Virtual machines in every hypervisor that I know of are able to use additional virtual CPUs on which to schedule additional concurrent threads of execution.
It's exactly that layer of abstraction between physical machine and virtual machine that makes it not work the way you describe. The VM is not aware of how many cores the physical machine has. The VM does not "see" the physical CPUs (or cores) on the physical machine. The hypervisor gives the VM how ever many virtual CPUs, and the guest OS uses those virtual CPUs to schedule additional concurrent threads... The total number of virtual CPUs the hypervisor hands out to the virtual machines can even exceed the number of physical CPUs/cores in the machine.
Said another way, a virtual machine, when assigned a single vCPU, schedules its threads as if it only had one CPU. It doesn't matter how many cores are in the underlying physical machine. (Though it is worth noting that the physical machine may schedule that one VM thread on one physical core for one thread quantum, or time slice, and then run it on a different physical core the next time it's scheduled to run. The virtual machine has no idea any of that is happening though. All it knows is that it can only schedule one thread at a time, one after the other, because it only has one virtual CPU.)
And let's be very clear about our terms here. You assign vCPUs, or virtual CPUs, to VMs, not "cores". Cores (by which I assume you mean physical processing units that share a single physical socket) do not equal vCPUs. There is a layer of abstraction between them. If a VM only has 1 vCPU assigned to it, it can only schedule one thread to run at a time. That is why your VM runs faster with 2 -4 virtual CPUs assigned to it - because it is now able to schedule more than one thread to run concurrently.

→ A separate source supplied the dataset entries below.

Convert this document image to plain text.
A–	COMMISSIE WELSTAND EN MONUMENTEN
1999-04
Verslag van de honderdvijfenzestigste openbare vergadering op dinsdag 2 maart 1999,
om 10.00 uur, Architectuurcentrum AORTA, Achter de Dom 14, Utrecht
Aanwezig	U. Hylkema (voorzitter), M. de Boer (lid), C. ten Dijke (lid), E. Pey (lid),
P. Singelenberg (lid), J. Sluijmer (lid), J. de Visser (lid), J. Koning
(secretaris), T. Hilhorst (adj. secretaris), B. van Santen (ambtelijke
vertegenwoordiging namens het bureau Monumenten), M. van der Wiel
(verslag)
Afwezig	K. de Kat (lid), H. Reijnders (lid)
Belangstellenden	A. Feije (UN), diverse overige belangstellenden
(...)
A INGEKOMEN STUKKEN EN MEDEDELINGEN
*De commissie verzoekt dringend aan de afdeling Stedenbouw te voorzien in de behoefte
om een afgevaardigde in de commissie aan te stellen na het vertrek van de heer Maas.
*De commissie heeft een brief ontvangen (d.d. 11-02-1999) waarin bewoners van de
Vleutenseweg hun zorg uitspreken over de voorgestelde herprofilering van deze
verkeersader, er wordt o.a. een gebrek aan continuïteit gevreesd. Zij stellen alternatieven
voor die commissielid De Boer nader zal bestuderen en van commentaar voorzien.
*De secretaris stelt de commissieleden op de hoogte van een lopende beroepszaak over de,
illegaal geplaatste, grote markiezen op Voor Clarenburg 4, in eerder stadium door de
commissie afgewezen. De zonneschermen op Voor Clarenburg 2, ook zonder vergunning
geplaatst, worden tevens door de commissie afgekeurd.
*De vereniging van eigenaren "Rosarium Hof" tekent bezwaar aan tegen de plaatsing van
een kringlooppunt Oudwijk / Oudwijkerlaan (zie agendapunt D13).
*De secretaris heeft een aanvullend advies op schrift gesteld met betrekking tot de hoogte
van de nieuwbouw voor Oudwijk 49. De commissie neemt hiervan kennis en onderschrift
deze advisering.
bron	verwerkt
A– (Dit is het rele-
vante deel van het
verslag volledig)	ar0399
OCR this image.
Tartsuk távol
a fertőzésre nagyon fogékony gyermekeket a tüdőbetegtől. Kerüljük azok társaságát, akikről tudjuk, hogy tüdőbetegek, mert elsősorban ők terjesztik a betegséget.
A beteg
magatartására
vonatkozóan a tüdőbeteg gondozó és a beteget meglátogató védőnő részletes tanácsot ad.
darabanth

However, there is definitely a law of diminishing returns here, as an excessive number of virtual CPUs incur a higher and higher overhead cost in things like synchronization, etc.
There are slight differences between how Hyper-V and VMware hypervisors schedule virtual machine threads for execution, and they differ in their approach to physical resource "oversubscription," but this is a good general concept to start with.